Un après midi, pour soulager Gourmandise de la corvée des courses de dernière minute, Avarice et Vanité s'étaient rendues à la supérette de la Communauté. Vanité entra fièrement, sa liste de course à la main pendant que son épouse finissait sa cigarette. Elle vit quelques couples l'observer et s'éloigner aussitôt qu'ils remarquaient son alliance. Elle se rendait à la caisse avec dans son cabas une plaquette de beurre, quelques carottes et des yaourts nature.

- Bonjour monsieur, dit-elle gaiement en sortant ses affaires.

- Bonjour mam'zelle !

Vanité marqua un léger temps d'arrêt : le ton de cet homme n'avait rien d'amusant.

- J'ai certainement dû mal entendre, tonna Avarice qui venait d'entrer.

Elle s'approcha de Vanité et passa une main possessive autour de sa taille.

- Pardon madame, reprit l'homme à présent penaud. Je ne voulais pas manquer de respect à votre épouse.

- Auriez-vous l'amabilité de nous encaisser ?

- Bien sur madame.

Les deux femmes ressortirent du magasin main dans la main et prirent le chemin de la maison.

- Wahou.

- Wahou quoi, chérie ?

- Alors ça fait ça d'être mariée ici.

- Est-ce que ça t'a plu ?

- On te respecte, murmura-t-elle. Et ça c'est cool.

Avarice sourit en serrant tendrement ses doigts entre les siens. Il lui arrivait parfois de se rappeler que Vanité était sa cadette de presque dix ans et que par conséquent, elle avait le vocabulaire d'une jeune femme dans la vingtaine alors qu'elle-même avait dépassé les 30 ans.

- Il y avait du monde à notre mariage, fit Vanité en arrivant devant la maison. N'est-ce pas ?

- Oui. Bien plus qu'à mes précédents mariages.
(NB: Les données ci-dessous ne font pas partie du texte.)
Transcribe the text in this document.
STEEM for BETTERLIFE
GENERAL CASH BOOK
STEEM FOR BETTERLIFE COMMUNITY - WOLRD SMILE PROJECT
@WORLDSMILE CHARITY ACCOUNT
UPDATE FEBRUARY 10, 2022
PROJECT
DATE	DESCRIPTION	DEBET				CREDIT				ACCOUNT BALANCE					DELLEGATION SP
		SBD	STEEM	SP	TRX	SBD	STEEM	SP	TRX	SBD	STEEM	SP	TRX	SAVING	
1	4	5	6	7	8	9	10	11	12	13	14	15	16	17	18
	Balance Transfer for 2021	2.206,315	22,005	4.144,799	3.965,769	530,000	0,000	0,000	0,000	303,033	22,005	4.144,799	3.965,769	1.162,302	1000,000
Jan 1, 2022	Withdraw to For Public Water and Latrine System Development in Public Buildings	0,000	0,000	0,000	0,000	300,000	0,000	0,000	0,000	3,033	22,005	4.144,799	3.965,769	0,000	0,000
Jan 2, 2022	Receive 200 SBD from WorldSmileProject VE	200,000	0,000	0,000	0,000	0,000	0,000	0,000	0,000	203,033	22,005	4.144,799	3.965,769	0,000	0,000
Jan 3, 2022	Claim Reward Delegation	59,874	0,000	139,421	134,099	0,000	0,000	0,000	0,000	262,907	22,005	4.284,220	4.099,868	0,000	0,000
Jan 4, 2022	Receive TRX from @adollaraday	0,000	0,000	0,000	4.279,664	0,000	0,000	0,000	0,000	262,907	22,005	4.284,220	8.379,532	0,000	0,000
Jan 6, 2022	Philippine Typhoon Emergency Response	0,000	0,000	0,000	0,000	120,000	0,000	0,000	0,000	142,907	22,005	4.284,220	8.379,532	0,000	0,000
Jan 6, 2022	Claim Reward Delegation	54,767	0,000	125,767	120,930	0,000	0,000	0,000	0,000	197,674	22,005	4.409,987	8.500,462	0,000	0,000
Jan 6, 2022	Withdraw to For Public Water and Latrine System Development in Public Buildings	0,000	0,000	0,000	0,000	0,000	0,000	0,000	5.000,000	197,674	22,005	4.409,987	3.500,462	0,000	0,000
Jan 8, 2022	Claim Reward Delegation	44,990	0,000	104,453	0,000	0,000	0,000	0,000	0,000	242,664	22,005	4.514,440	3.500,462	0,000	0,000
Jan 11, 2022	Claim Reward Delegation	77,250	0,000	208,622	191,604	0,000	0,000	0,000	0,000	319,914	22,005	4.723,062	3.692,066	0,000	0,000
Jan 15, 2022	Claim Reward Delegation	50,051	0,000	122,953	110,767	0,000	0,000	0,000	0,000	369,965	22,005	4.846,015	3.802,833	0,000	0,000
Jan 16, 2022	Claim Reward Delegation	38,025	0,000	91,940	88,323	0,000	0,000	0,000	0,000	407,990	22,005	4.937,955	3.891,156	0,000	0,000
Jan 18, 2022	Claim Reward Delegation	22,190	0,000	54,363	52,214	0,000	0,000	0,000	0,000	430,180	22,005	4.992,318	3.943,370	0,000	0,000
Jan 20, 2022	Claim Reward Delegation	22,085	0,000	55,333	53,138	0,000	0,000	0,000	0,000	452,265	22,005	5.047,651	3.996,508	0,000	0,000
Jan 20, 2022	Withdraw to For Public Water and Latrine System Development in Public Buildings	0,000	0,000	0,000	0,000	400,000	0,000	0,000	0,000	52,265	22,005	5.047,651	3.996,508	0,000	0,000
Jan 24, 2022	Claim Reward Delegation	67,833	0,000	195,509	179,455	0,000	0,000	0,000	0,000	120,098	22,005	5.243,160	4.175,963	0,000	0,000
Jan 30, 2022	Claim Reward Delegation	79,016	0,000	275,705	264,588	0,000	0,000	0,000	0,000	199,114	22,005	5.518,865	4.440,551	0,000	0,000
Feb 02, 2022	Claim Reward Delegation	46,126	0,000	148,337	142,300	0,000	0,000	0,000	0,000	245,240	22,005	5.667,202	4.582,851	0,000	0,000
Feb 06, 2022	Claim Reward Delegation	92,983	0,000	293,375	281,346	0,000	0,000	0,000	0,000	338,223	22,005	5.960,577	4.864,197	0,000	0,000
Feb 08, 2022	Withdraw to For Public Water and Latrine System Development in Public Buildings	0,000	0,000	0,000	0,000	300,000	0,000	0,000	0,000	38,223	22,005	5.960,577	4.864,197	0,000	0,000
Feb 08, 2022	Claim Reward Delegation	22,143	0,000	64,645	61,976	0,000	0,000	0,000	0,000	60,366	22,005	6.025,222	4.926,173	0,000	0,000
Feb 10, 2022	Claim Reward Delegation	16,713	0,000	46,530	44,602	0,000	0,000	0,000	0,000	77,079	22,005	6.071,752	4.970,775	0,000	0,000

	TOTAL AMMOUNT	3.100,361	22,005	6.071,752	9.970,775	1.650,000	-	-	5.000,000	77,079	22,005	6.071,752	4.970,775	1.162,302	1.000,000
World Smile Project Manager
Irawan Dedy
- C'est une bonne chose, hein ? Nous ne seront peut-être plus des parias.

- C'est une bonne chose. Il faudrait seulement que les mentalités changent un peu plus vite.

Vanité approuva en hochant la tête, incapable d'imaginer l'enfer que son épouse avait vécu avant d'en arriver là.

- Nous sommes une des familles les plus nombreuses, maintenant, non ? Fin je veux dire, en nombre d'épouses, pas d'enfants.

- En effet, je suis une de ceux qui a épousé le plus de femmes.

- Je crois que je suis fière de ça. Est-ce que c'est étrange ?

- Pourquoi ce serait étrange, chérie ?

- Parce que je ne suis pas née ici. Je suis née dans une famille...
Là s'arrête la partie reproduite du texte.